II
L'EUCARISTIA
MISTERO DI LUCE
«Spiegò loro in tutte le Scritture ciò che
si riferiva a lui» (Lc 24,27)
11. Il racconto
dell'apparizione di Gesù risorto ai due discepoli di Emmaus ci aiuta a mettere
a fuoco un primo aspetto del mistero eucaristico, che deve essere sempre
presente nella devozione del Popolo di Dio: l'Eucaristia mistero di luce!
In che senso può dirsi questo, e quali sono le implicazioni che ne derivano per
la spiritualità e per la vita cristiana?
Gesù ha qualificato se stesso come «luce del
mondo» (Gv 8,12), e questa sua proprietà è ben posta in evidenza da quei
momenti della sua vita, come la Trasfigurazione e la Risurrezione, nei quali la
sua gloria divina chiaramente rifulge. Nell'Eucaristia invece la gloria di
Cristo è velata. Il Sacramento eucaristico è «mysterium fidei» per
eccellenza. Tuttavia, proprio attraverso il mistero del suo totale
nascondimento, Cristo si fa mistero di luce, grazie al quale il credente è
introdotto nelle profondità della vita divina. Non è senza una felice
intuizione che la celebre icona della Trinità di Rublëv pone in modo
significativo l'Eucaristia al centro della vita trinitaria.
12. L'Eucaristia è luce
innanzitutto perché in ogni Messa la liturgia della Parola di Dio precede la
liturgia eucaristica, nell'unità delle due «mense», quella della Parola e
quella del Pane. Questa continuità emerge nel discorso eucaristico del Vangelo
di Giovanni, dove l'annuncio di Gesù passa dalla presentazione fondamentale del
suo mistero all'illustrazione della dimensione propriamente eucaristica: «La
mia carne è vero cibo e il mio sangue vera bevanda» (Gv 6,55). Sappiamo
che fu questa a mettere in crisi gran parte degli ascoltatori, inducendo Pietro
a farsi portavoce della fede degli altri Apostoli e della Chiesa di tutti i
tempi: «Signore, da chi andremo? Tu hai parole di vita eterna» (Gv 6,68).

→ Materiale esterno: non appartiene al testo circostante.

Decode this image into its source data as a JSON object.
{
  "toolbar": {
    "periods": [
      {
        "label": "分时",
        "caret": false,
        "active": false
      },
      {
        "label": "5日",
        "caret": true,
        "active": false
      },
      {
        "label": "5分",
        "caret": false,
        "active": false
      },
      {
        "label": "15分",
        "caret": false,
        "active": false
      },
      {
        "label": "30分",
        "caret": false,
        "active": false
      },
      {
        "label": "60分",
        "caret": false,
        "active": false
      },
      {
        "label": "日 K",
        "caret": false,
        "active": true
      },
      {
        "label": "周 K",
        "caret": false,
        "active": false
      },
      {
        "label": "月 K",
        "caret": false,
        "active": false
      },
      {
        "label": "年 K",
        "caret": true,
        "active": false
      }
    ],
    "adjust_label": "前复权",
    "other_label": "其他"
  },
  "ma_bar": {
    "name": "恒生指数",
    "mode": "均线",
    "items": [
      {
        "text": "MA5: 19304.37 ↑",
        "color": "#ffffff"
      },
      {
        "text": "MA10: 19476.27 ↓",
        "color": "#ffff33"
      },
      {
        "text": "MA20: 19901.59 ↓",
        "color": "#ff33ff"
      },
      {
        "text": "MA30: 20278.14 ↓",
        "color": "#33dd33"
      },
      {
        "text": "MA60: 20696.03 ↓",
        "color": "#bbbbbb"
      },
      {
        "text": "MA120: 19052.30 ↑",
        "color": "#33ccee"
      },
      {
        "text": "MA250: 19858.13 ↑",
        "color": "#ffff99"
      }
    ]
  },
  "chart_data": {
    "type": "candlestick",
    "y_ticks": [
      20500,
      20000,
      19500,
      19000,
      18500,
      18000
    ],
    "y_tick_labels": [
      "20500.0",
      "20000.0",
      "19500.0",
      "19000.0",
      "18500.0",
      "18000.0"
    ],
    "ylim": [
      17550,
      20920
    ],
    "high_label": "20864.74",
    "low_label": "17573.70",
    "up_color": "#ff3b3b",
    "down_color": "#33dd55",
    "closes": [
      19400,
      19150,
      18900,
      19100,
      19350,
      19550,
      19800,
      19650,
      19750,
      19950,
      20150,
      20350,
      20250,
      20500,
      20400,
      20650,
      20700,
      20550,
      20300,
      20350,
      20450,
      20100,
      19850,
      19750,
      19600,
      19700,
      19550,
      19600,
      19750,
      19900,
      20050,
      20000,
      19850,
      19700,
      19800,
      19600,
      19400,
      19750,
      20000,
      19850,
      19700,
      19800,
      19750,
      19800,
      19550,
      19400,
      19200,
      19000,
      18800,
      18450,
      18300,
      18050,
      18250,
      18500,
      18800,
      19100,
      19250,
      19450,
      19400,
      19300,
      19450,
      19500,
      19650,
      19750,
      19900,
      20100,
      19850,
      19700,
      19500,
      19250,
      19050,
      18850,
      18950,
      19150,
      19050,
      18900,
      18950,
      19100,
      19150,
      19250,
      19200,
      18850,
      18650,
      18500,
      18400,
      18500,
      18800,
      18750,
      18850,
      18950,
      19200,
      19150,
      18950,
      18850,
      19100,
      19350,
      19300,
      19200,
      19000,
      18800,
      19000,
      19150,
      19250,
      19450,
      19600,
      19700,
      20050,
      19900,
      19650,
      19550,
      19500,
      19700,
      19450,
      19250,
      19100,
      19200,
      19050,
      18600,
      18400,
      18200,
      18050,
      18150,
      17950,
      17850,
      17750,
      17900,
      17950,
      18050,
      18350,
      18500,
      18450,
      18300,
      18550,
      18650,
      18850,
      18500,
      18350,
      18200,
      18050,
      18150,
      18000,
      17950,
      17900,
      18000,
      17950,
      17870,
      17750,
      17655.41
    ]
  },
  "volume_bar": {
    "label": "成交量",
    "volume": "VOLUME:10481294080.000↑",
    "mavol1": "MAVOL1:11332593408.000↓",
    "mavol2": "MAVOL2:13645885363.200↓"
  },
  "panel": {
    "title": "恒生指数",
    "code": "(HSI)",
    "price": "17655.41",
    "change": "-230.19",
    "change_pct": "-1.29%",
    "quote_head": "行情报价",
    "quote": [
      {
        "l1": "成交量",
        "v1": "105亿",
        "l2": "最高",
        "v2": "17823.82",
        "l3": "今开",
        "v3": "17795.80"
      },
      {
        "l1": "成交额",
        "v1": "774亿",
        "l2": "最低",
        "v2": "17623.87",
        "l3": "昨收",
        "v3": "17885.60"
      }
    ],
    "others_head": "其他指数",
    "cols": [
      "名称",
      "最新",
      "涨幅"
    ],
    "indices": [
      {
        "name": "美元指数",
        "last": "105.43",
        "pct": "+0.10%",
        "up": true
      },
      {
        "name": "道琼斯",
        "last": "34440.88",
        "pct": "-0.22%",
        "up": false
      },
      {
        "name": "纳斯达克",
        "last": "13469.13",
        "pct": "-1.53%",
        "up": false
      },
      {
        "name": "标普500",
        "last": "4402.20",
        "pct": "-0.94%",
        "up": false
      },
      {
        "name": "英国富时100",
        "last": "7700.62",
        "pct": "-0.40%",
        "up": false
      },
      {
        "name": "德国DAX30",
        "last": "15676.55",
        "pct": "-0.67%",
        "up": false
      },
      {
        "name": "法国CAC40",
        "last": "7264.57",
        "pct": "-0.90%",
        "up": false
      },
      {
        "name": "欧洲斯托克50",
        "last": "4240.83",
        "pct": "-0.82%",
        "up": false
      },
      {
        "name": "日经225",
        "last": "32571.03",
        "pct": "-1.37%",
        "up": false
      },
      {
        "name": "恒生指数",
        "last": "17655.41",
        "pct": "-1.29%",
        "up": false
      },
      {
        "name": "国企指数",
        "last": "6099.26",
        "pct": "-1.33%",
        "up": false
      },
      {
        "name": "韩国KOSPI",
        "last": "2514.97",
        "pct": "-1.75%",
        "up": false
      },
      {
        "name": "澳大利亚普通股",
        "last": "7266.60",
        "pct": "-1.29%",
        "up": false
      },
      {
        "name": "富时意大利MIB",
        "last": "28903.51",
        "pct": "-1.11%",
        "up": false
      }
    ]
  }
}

Nel racconto dei discepoli di Emmaus Cristo stesso interviene per mostrare,
«cominciando da Mosé e da tutti i profeti», come «tutte le Scritture»
portassero al mistero della sua persona (cfr Lc 24, 27). Le sue parole
fanno «ardere» i cuori dei discepoli, li sottraggono all'oscurità della
tristezza e della disperazione, suscitano in essi il desiderio di rimanere con
Lui: «Resta con noi, Signore» (cfr Lc 24,29).
13. I Padri del Concilio
Vaticano II, nella Costituzione Sacrosanctum Concilium, hanno voluto che
la «mensa della Parola» aprisse abbondantemente ai fedeli i tesori della
Scrittura.9 Per questo hanno consentito che, nella Celebrazione
liturgica, specialmente le letture bibliche venissero offerte nella lingua a
tutti comprensibile. È Cristo stesso che parla quando nella Chiesa si legge la
Sacra Scrittura.10 Al tempo stesso hanno raccomandato al celebrante
l'omelia quale parte della stessa Liturgia, destinata ad illustrare la Parola
di Dio e ad attualizzarla per la vita cristiana.11 A quarant'anni dal
Concilio, l'Anno dell'Eucaristia può costituire un'importante occasione
perché le comunità cristiane facciano una verifica su questo punto. Non
basta infatti che i brani biblici siano proclamati in una lingua comprensibile,
se la proclamazione non avviene con quella cura, quella preparazione previa,
quell'ascolto devoto, quel silenzio meditativo, che sono necessari perché la
Parola di Dio tocchi la vita e la illumini.